There are many varieties of these trusts, but the basic distinction is that some incentive trusts are goal-based and some are dollar-based. All are designed to encourage independence and self-sufficiency. Yet, “they are often designed counter-productively,” Freeman explained. “By that I mean way too much emphasis is placed on how much money an individual earns as opposed to the quality of the work they do or what their talent or passion is.”
 

If an incentive trust is set up by how much a person makes at their job, then a lawyer or doctor will earn more money and in turn receive more from the trust, whereas a schoolteacher who may need the money more will receive less. “An incentive trust should be designed to create opportunity and encourage and provide the resources to enable individuals to fulfill their own personal dreams, talents and passions,” Freeman said.
 
The most important thing for those creating incentive trusts to remember is: What kind of message is being delivered to your children? What is the incentive intending to convey? Is the incentive to make a lot of money? To be self-sufficient? To follow your own dreams? “If you want to incent a behavior then you have to create a structure that is carefully designed otherwise you might incent the wrong behavior,” Freeman added.
 
Carol Kroch, Vice President and Managing Director Head of Wealth and Financial Planning at Wilmington Trust Corporation, said that throughout family estate planning she is seeing a values piece being added into the discussion, with wealthy individuals looking at questions of philanthropy, how much is too much for my children, and incentive trust planning.

While on the one hand families want to promote certain values in their children, they also want to promote family values directly by giving to charity. And they don’t want to spoil or hurt their children.
 
“When I think about the values conversation within families, the notion that money is a tool to driving values is what I hear a lot and a sense that money can cause harm if not appropriately handled,” Kroch said. “Keeping money in the family is one end of the values spectrum and giving to charity is another.”

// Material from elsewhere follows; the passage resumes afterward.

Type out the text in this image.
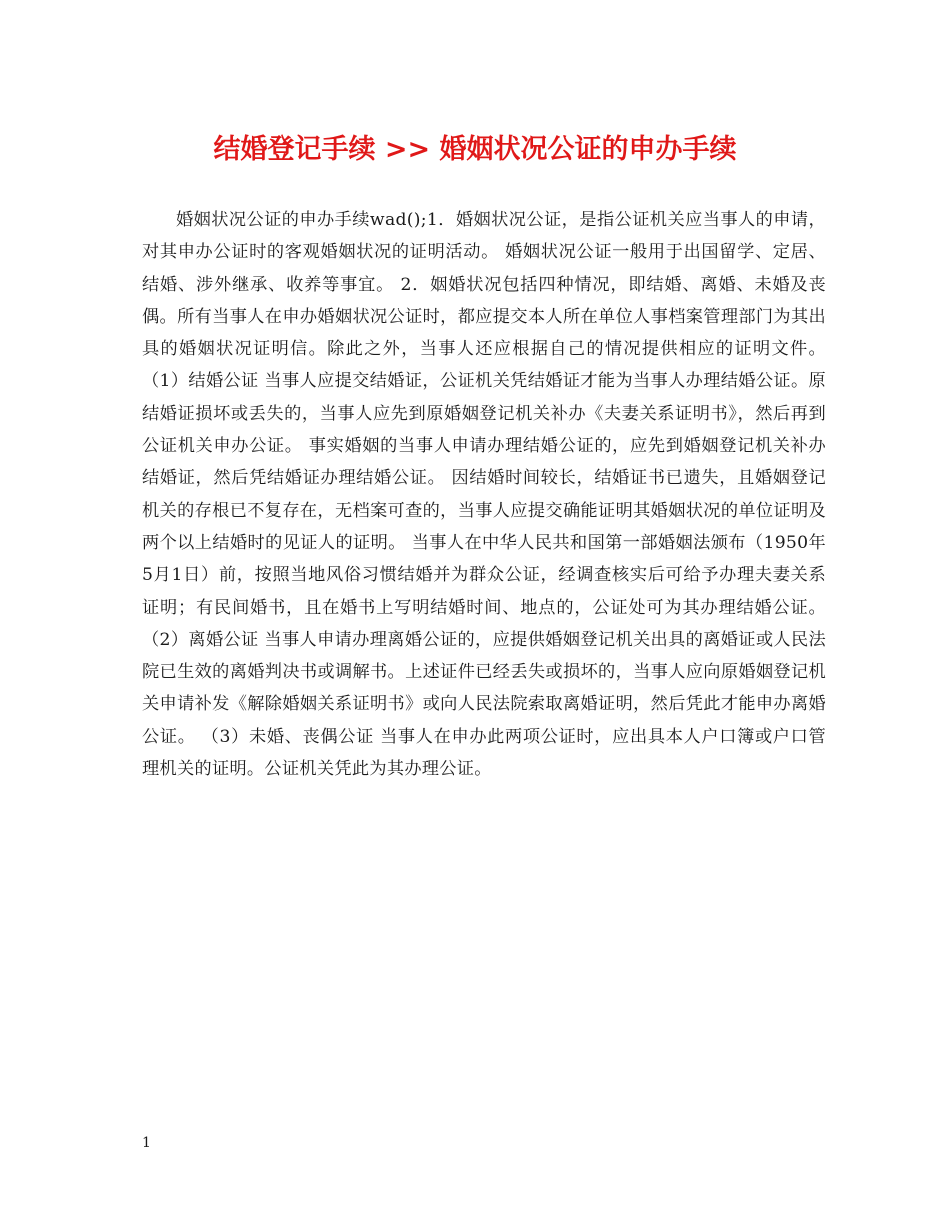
结婚登记手续 >> 婚姻状况公证的申办手续

婚姻状况公证的申办手续wad();1．婚姻状况公证，是指公证机关应当事人的申请，对其申办公证时的客观婚姻状况的证明活动。 婚姻状况公证一般用于出国留学、定居、结婚、涉外继承、收养等事宜。 2．姻婚状况包括四种情况，即结婚、离婚、未婚及丧偶。所有当事人在申办婚姻状况公证时，都应提交本人所在单位人事档案管理部门为其出具的婚姻状况证明信。除此之外，当事人还应根据自己的情况提供相应的证明文件。 （1）结婚公证 当事人应提交结婚证，公证机关凭结婚证才能为当事人办理结婚公证。原结婚证损坏或丢失的，当事人应先到原婚姻登记机关补办《夫妻关系证明书》，然后再到公证机关申办公证。 事实婚姻的当事人申请办理结婚公证的，应先到婚姻登记机关补办结婚证，然后凭结婚证办理结婚公证。 因结婚时间较长，结婚证书已遗失，且婚姻登记机关的存根已不复存在，无档案可查的，当事人应提交确能证明其婚姻状况的单位证明及两个以上结婚时的见证人的证明。 当事人在中华人民共和国第一部婚姻法颁布（1950年5月1日）前，按照当地风俗习惯结婚并为群众公证，经调查核实后可给予办理夫妻关系证明；有民间婚书，且在婚书上写明结婚时间、地点的，公证处可为其办理结婚公证。 （2）离婚公证 当事人申请办理离婚公证的，应提供婚姻登记机关出具的离婚证或人民法院已生效的离婚判决书或调解书。上述证件已经丢失或损坏的，当事人应向原婚姻登记机关申请补发《解除婚姻关系证明书》或向人民法院索取离婚证明，然后凭此才能申办离婚公证。 （3）未婚、丧偶公证 当事人在申办此两项公证时，应出具本人户口簿或户口管理机关的证明。公证机关凭此为其办理公证。

1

There’s also the decision of at what age to give to the children; 21, 25, 30 or even 35. Kroch said she’s been seeing many of her very wealthy clients giving to their children as they get older. “The caution is between being too restrictive and not restrictive enough,” she said.  As an advisor Kroch warns clients that the danger of drafting a trust too narrowly is that in 50 to 100 years family members may be struggling in a world very different then the one we are living in now. “The tension is between how restricted you want the statement of your values to be versus giving the trustee a flexibility in a future that may be hard for you to imagine.”